À BOIRE ET À MANGER: SOUVENIRS D’ENFANCE

17 décembre 2020Marielle Fisson, Sophie Parent et Sylvain Vigier

COMMENT LE GRINCH A VOLÉ NOËL
THEODOR SEUSS GEISEL, 1957

Comme plusieurs, c’est avec l’adaptation cinématographique du Grinch, en 2000, que j’ai fait pour la première fois connaissance avec la grincheuse créature poilue et verte, jouée par Jim Carrey ! Or, c’est dans ma vie d’adulte que j’ai découvert que dans l’œuvre originale du Dr. Seuss, il s’agissait d’un poème !

Le célèbre auteur pour enfants, ayant aussi écrit Le Chat dans le chapeau (1957) et Le Lorax (1971), réussit habilement à y faire évoluer le personnage du Grinch ! Celui-ci déteste Noël et tente par tous les moyens de gâcher celui des habitants de Chouville, mais se transforme rapidement en une créature au cœur tendre, quand il réalise que Noël est bien plus qu’une simple question de décorations festives et de cadeaux…
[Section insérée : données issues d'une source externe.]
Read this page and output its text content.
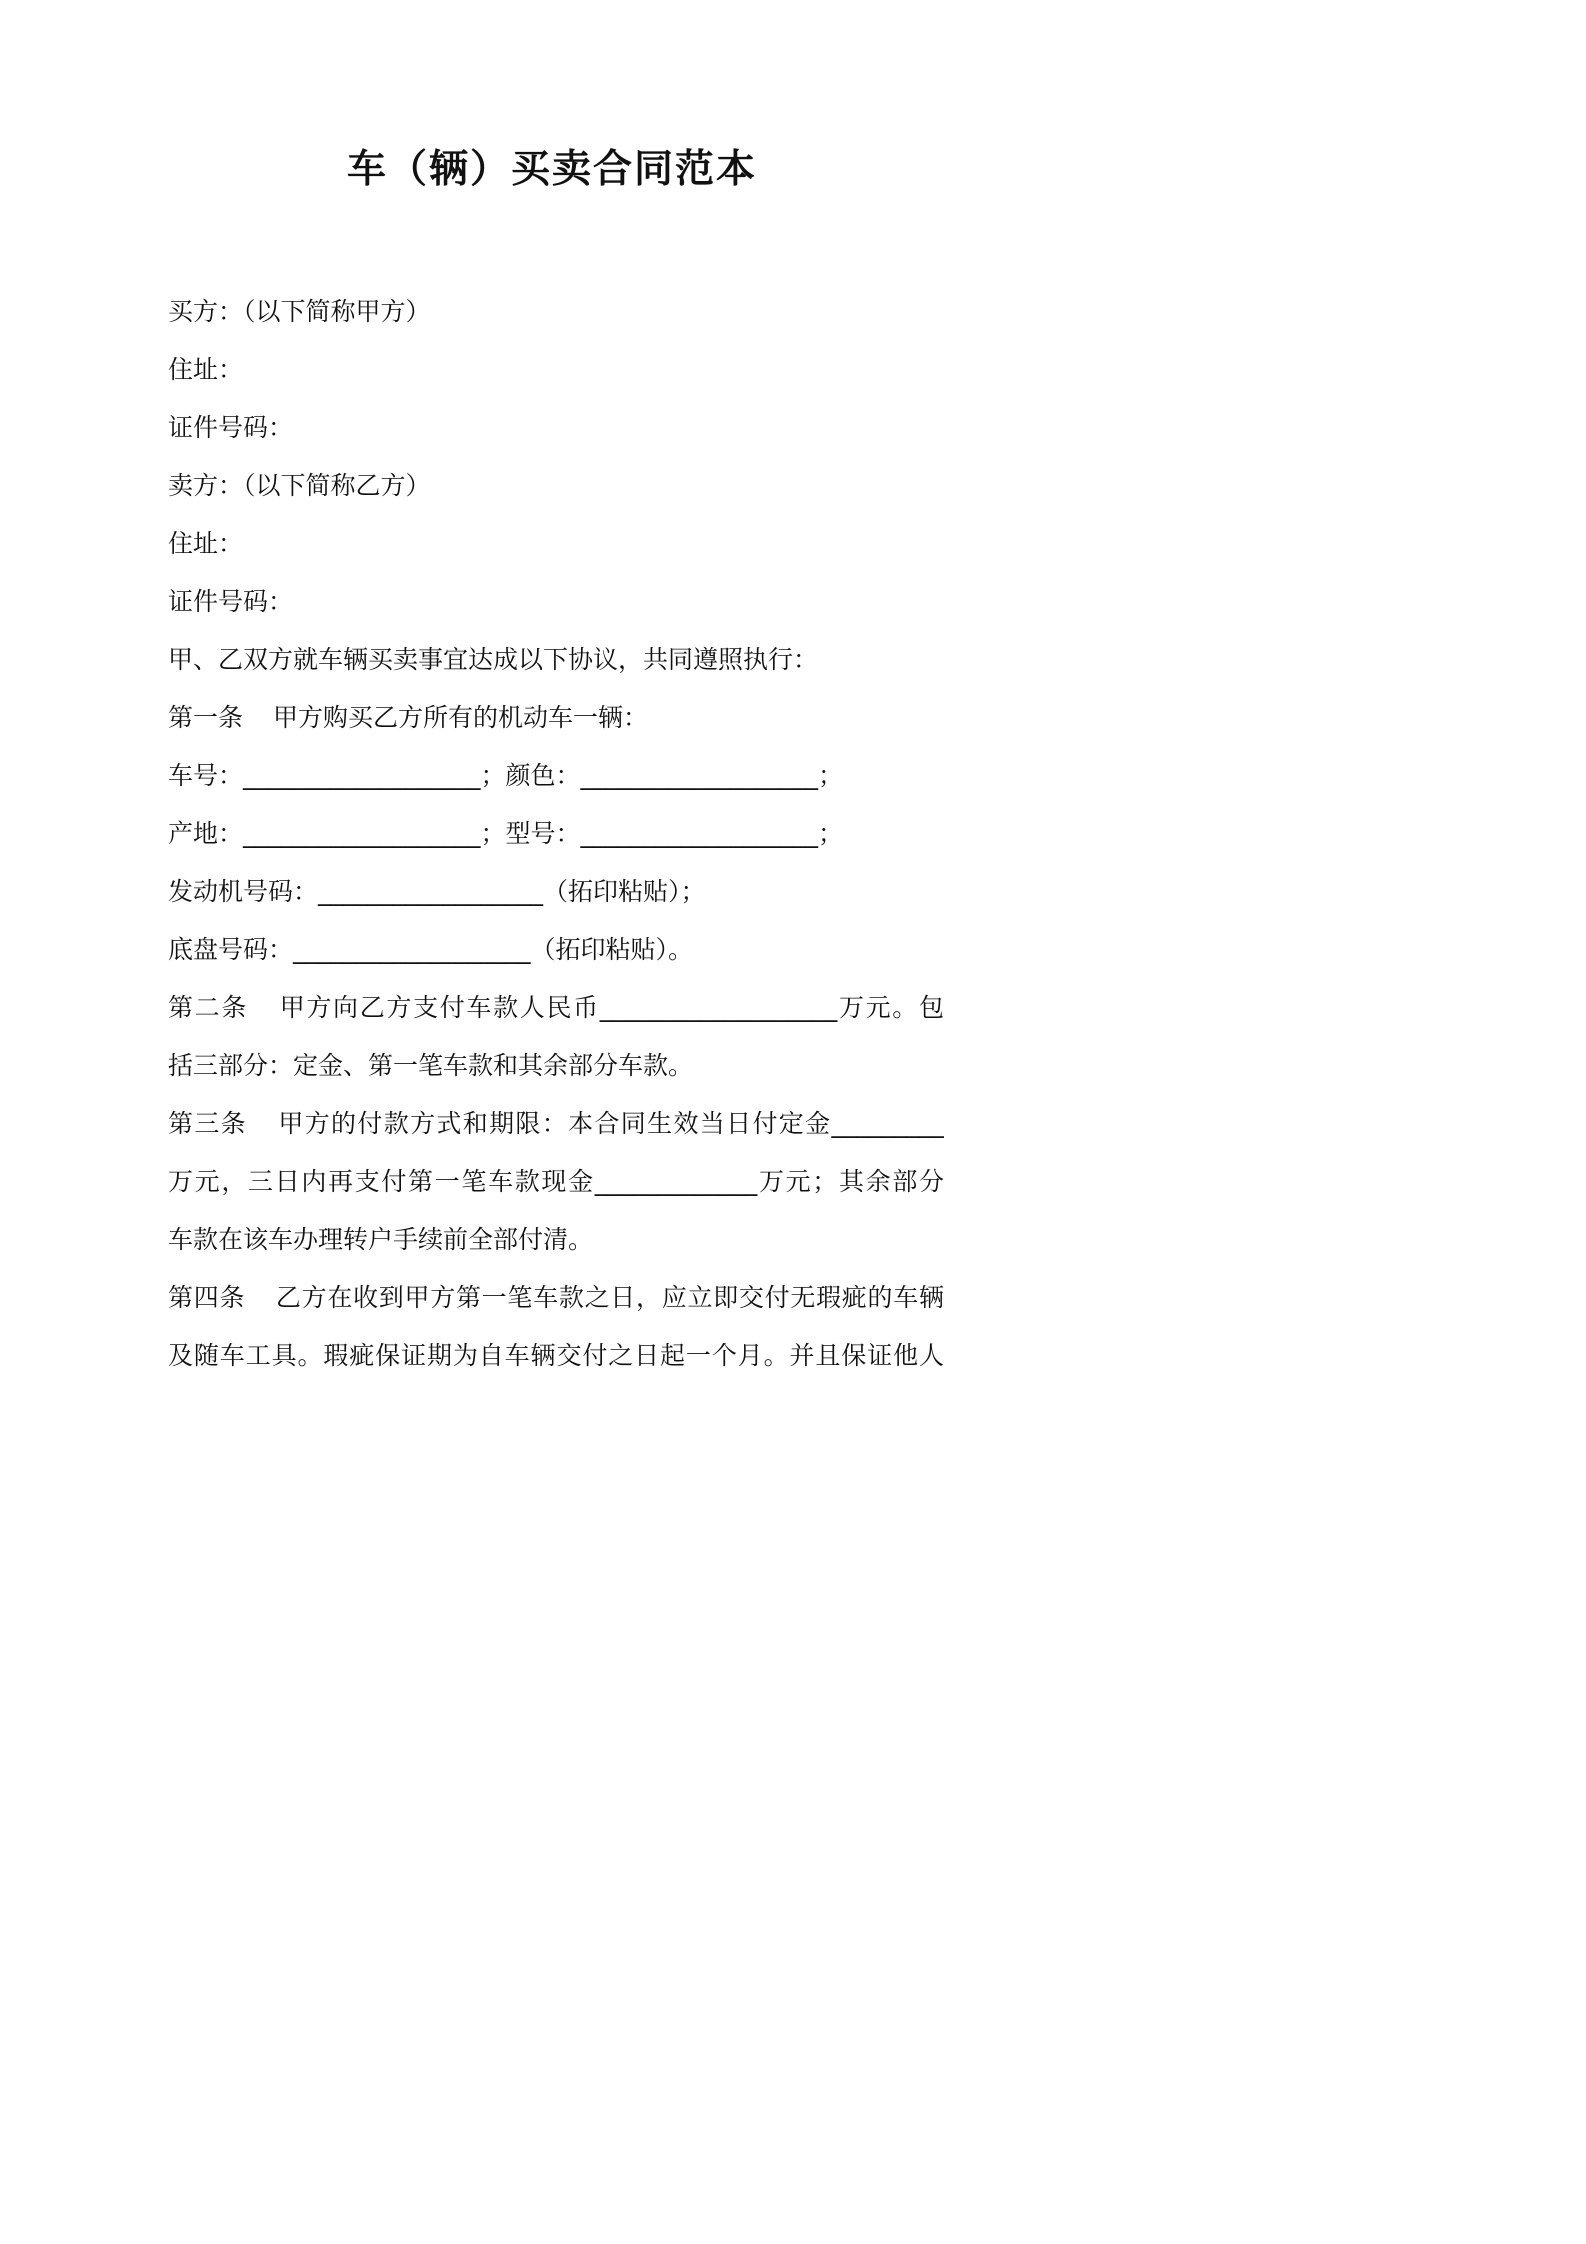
车（辆）买卖合同范本
买方：（以下简称甲方）
住址：
证件号码：
卖方：（以下简称乙方）
住址：
证件号码：
甲、乙双方就车辆买卖事宜达成以下协议，共同遵照执行：
第一条 甲方购买乙方所有的机动车一辆：
车号：___________________；颜色：___________________；
产地：___________________；型号：___________________；
发动机号码：__________________（拓印粘贴）；
底盘号码：___________________（拓印粘贴）。
第二条 甲方向乙方支付车款人民币___________________万元。包
括三部分：定金、第一笔车款和其余部分车款。
第三条 甲方的付款方式和期限：本合同生效当日付定金_________
万元，三日内再支付第一笔车款现金_____________万元；其余部分
车款在该车办理转户手续前全部付清。
第四条 乙方在收到甲方第一笔车款之日，应立即交付无瑕疵的车辆
及随车工具。瑕疵保证期为自车辆交付之日起一个月。并且保证他人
Pour les nostalgiques du dessin animé de 1966, du film de 2000 ou pour les familles qui ont vu passer l’animation en 2018, je recommande fortement de découvrir l’œuvre originale, où apparaissent pour la première fois les iconiques personnages du Grinch et de la petite Cindy-Lou Who. C’est un excellent premier poème à lire avec des enfants.

LE PETIT PRINCE
ANTOINE DE SAINT-EXUPÉRY, 1943

À moins que vous ne viviez sur une autre planète (et même là), vous avez très sûrement déjà lu, ou du moins entendu parler du Petit Prince aka « Le livre le plus traduit au monde après la bible et le Coran ». Enfant, on a dû me le lire plusieurs centaines de fois, la version avec les aquarelles de l’auteur. (En plus de toutes les fois où je l’ai écoutée sur CD, la version audio avec musique, réalisée par Radio- Canada et parue en 1996). Aventures, personnages colorés, mystères, cette histoire-là a tous les ingrédients pour être remarquable.

Après l’avoir retrouvé au fond d’une boîte de déménagement plus ou moins récemment, je l’ai relu, pour la première fois avec mes yeux d’adulte. Ça m’a frappé. Derrière ce qui me semblait être une histoire si farfelue d’enfant avant, j’ai [re]découvert une histoire pleine d’allégories et de métaphores d’une justesse remarquable. Pour une œuvre écrite il y a plus de 75 ans, c’est terriblement actuel. Assurément à redécouvrir en famille !

COPAIN DES BOIS
RENÉE KAYSER ET SYLVIA DORANCE, 1987

Copain des bois, c’est le Graal de mes 10 ans. Le livre que j’espérais à chaque anniversaire ou à chaque Noël, mais qui n’arrivait jamais. Alors je le regardais avec envie et convoitise chez l’ami qui l’avait, et qui – le misérable – ne se rendait pas compte de sa chance et de son bonheur.

Imaginez donc : tout ce qu’il faut pour survivre jusqu’à sa majorité en forêt ! Dans un monde merveilleux où un enfant armé d’un couteau à beurre peut construire une cabane en bois rond; où le passage du lapin ou du renard peut être identifié en un coup d’oeil par des traces dessinées sans ambiguïté sur un sol plat et sans feuilles; où avec une tige en bois et un rondin on démarre un feu qui sert à tout et s’alimente tout seul.

Copain des bois, c’est le survivalisme dans sa plus enfantine expression, et la description d’un monde que l’on croyait possible, car tout est possible à cet âge. Le livre qui donne un coup de vieux quand on l’ouvre à l’âge adulte, mais qui contiendra toujours tous les rêves de l’enfance.